Lard the bared portions with truffles and the red part only of carrots cut into rods.

This done, spread out a napkin, lay the trout thereon, belly under, and, with a sharp knife, separate the two fillets from the bones, beginning in the region of the head and proceeding straight down to where the body converges towards the tail.

The spine being thus liberated, sever it at both ends; i.e., from the tail and the head, and withdraw it, together with all the adhering ventral bones. The intestines are then removed, the inside of the fish is well cleaned, the fillets are seasoned on their insides, and the trout is stuffed with a [mousseline] forcemeat of raw crayfish.

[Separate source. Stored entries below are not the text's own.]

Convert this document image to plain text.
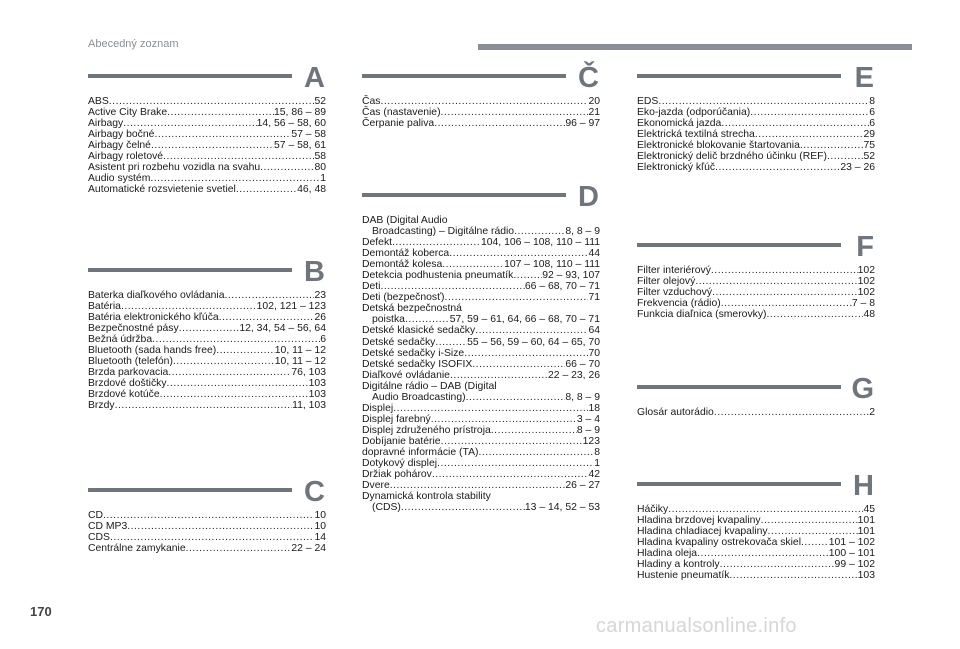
Abecedný zoznam
A
ABS .....	52
Active City Brake .....	15, 86 – 89
Airbagy .....	14, 56 – 58, 60
Airbagy bočné .....	57 – 58
Airbagy čelné .....	57 – 58, 61
Airbagy roletové .....	58
Asistent pri rozbehu vozidla na svahu .....	80
Audio systém .....	1
Automatické rozsvietenie svetiel .....	46, 48
B
Baterka diaľkového ovládania .....	23
Batéria .....	102, 121 – 123
Batéria elektronického kľúča .....	26
Bezpečnostné pásy .....	12, 34, 54 – 56, 64
Bežná údržba .....	6
Bluetooth (sada hands free) .....	10, 11 – 12
Bluetooth (telefón) .....	10, 11 – 12
Brzda parkovacia .....	76, 103
Brzdové doštičky .....	103
Brzdové kotúče .....	103
Brzdy .....	11, 103
C
CD .....	10
CD MP3 .....	10
CDS .....	14
Centrálne zamykanie .....	22 – 24
Č
Čas .....	20
Čas (nastavenie) .....	21
Čerpanie paliva .....	96 – 97
D
DAB (Digital Audio
Broadcasting) – Digitálne rádio .....	8, 8 – 9
Defekt .....	104, 106 – 108, 110 – 111
Demontáž koberca .....	44
Demontáž kolesa .....	107 – 108, 110 – 111
Detekcia podhustenia pneumatík .....	92 – 93, 107
Deti .....	66 – 68, 70 – 71
Deti (bezpečnosť) .....	71
Detská bezpečnostná
poistka .....	57, 59 – 61, 64, 66 – 68, 70 – 71
Detské klasické sedačky .....	64
Detské sedačky .....	55 – 56, 59 – 60, 64 – 65, 70
Detské sedačky i-Size .....	70
Detské sedačky ISOFIX .....	66 – 70
Diaľkové ovládanie .....	22 – 23, 26
Digitálne rádio – DAB (Digital
Audio Broadcasting) .....	8, 8 – 9
Displej .....	18
Displej farebný .....	3 – 4
Displej združeného prístroja .....	8 – 9
Dobíjanie batérie .....	123
dopravné informácie (TA) .....	8
Dotykový displej .....	1
Držiak pohárov .....	42
Dvere .....	26 – 27
Dynamická kontrola stability
(CDS) .....	13 – 14, 52 – 53
E
EDS .....	8
Eko-jazda (odporúčania) .....	6
Ekonomická jazda .....	6
Elektrická textilná strecha .....	29
Elektronické blokovanie štartovania .....	75
Elektronický delič brzdného účinku (REF) .....	52
Elektronický kľúč .....	23 – 26
F
Filter interiérový .....	102
Filter olejový .....	102
Filter vzduchový .....	102
Frekvencia (rádio) .....	7 – 8
Funkcia diaľnica (smerovky) .....	48
G
Glosár autorádio .....	2
H
Háčiky .....	45
Hladina brzdovej kvapaliny .....	101
Hladina chladiacej kvapaliny .....	101
Hladina kvapaliny ostrekovača skiel .....	101 – 102
Hladina oleja .....	100 – 101
Hladiny a kontroly .....	99 – 102
Hustenie pneumatík .....	103
170
carmanualsonline.info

The two fillets are drawn together, and the trout, thus reconstructed, is covered with thin slices of bacon and laid on the drainer of the fish-kettle and braised in Sauterne wine.

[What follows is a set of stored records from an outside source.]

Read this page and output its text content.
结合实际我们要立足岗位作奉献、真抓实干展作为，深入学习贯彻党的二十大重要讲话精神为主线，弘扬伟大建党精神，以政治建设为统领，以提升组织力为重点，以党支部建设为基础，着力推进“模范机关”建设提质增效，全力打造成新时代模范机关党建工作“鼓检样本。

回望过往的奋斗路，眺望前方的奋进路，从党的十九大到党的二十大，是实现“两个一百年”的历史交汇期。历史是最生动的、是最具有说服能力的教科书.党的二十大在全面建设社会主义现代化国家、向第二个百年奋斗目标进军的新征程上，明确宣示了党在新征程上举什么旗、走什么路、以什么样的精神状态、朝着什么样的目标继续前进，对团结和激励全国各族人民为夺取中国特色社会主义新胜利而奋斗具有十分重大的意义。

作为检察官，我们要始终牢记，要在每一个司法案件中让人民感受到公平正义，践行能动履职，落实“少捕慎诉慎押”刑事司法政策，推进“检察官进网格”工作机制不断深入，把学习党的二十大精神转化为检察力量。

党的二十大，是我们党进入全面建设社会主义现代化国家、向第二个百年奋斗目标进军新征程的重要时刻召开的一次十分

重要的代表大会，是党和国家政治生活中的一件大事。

When the fish is done, remove the slices of bacon, glaze it, and dish it up. Surround it with alternate heaps of morels tossed in butter and milt à la Meunière.

Send to the table, separately, a fine Béchamel sauce, combined with the braising-liquor of the trout, strained and reduced, and finished with crayfish butter.

[813—TRUITES SAUMONÉES FROIDES]

We are now concerned with a whole series of unpublished “Trout” preparations, which are at once of superfine delicacy and agreeable aspect, and which admit of clean and easy dishing.

Cook a trout weighing from two to three lbs. in court-bouillon, and let it cool in the latter. Then drain it; sever the head and tail from the body, and put them aside. Completely skin the whole fish, and carefully separate the two fillets from the bones.